By Laetitia Laali
Chère démocratie,
Excuse-moi du temps que j’ai mis à te répondre. J’ai l’impression de te voir partout ces jours-ci, et pourtant tu me manques énormément; je ne savais pas trop comment mettre ça en mots, alors je m’éloignais de mon nécessaire à missives.
Je repense à toi, dans mes plus distants souvenirs, je devais avoir onze ans et on parlait de toi, souvent, pour la première fois. On parlait de toi au présent ou à l’accompli, on parlait de toi sans temps parce que tu étais le temps, tu étais 2000 ans, sentant notre véhémence tu devais rougir, sentiments entrelacés entre les pages glacées de mon manuel estampillé 6ème B.

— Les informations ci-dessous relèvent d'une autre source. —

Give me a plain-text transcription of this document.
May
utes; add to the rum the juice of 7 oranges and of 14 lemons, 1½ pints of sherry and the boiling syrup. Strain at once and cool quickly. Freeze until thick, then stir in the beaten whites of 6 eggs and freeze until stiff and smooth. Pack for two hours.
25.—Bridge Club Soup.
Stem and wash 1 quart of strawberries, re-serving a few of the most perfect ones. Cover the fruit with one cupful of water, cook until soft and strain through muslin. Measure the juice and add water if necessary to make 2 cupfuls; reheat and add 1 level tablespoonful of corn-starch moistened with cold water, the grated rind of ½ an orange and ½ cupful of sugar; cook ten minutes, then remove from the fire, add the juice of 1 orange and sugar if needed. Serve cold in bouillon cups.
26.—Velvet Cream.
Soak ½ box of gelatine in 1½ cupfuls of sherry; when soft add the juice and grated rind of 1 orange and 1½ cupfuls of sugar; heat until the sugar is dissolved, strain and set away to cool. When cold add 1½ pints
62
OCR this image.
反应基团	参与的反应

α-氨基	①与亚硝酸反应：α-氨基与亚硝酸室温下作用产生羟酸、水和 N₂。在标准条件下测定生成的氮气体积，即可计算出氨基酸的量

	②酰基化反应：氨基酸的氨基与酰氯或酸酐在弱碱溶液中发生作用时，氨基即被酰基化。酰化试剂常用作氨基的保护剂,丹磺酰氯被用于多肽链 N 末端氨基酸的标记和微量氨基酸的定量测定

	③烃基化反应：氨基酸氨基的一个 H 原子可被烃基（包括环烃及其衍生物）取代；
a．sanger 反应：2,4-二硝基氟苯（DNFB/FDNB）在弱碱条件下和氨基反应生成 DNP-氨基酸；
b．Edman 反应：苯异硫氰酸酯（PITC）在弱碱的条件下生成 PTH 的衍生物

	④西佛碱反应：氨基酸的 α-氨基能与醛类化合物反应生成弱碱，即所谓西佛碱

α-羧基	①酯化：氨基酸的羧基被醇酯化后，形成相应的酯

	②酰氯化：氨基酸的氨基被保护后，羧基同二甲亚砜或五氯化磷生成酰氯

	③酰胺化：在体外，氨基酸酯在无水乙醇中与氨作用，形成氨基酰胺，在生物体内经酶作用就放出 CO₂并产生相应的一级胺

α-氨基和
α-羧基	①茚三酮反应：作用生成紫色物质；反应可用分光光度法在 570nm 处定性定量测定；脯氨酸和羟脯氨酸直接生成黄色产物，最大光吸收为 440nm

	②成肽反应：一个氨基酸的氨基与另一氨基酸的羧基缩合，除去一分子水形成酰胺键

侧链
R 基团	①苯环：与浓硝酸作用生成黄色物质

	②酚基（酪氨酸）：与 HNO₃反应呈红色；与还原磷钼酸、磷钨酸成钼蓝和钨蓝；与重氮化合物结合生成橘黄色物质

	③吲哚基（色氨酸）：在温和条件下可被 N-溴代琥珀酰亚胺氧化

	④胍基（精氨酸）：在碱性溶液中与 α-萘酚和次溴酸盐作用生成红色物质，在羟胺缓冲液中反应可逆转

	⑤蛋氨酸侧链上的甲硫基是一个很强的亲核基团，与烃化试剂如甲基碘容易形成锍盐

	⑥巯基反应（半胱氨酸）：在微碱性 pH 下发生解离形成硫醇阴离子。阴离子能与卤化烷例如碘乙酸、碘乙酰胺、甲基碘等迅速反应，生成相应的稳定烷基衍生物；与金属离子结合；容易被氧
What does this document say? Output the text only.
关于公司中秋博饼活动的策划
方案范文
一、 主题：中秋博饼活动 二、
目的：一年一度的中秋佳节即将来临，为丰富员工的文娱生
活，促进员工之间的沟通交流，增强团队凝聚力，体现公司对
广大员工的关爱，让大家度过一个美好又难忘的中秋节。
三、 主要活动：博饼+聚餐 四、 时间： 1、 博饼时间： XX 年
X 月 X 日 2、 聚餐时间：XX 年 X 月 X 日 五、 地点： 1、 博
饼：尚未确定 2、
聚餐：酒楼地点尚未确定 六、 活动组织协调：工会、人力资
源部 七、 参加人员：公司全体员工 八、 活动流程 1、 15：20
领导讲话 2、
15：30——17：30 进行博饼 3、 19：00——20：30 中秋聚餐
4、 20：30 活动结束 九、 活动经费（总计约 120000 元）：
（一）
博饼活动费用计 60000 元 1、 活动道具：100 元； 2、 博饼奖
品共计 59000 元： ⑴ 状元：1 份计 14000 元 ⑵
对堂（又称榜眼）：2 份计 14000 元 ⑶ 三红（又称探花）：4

Dans mes souvenirs tu es comme un halo, une chaleur, on parlait de toi comme d’une muse, vraiment ; s’il te plaît, ne détourne pas le regard du papier. Tu es tellement belle, regarde, sous tes acropoles et tes colonnes immaculées, toutes nos aspirations semblent rythmées sur tes aspérités.
Pourtant, ma chère démocratie, je sais, tu as l’impression qu’on ne sait plus qui tu es.
On te souhaite partout mais on te trahie constamment. On te dit effondrée, un petit peu partout, en Turquie, à ce jour l’exemple le plus récent, aussi aux Etats-Unis, et on dit que le Brexit, finalement, c’était sûrement ta faute. On te dit caduque, obsolète, dépassée, surannée. On dit que quand on essaye de te sublimer ça ne marche jamais. Participative on aimerait te voir, mais c’est en tournant 49.3 fois sa langue dans ta bouche qu’on réussit à étouffer ta voix. Il arrive ici bas que l’on se traque, se suive, s’épie; et alors, comment pourrais-tu opérer ? Il arrive que l’on s’influence, que l’on se manipule, que sans carte de presse on se presse à s’oppresser mutuellement, à coup de courrier non-recommandé remis à la post-vérité ; et alors, comment pourrais-tu procéder ?
On dit que c’est un tournant du siècle ou on dit que ça va passer. On te dit meurtrière ou qu’il faut te repenser. Moi je repense à ta lumière mais au fond je ne sais plus que penser. Ce soir, je t’envoie cette dépêche, à bout de souffle, j’écris par terre. J’aimerais te revoir. Si en ce dimanche d’avril le dêmos aura bien le kratein, j’aimerais qu’avant de clamer A voter ! tu tires au sort dans tes souvenirs le citoyen qui aura de nos convictions élu domicile.
De mon côté, c’est peut-être alors en cherchant à qui donner ma voix, que je retrouverai la tienne.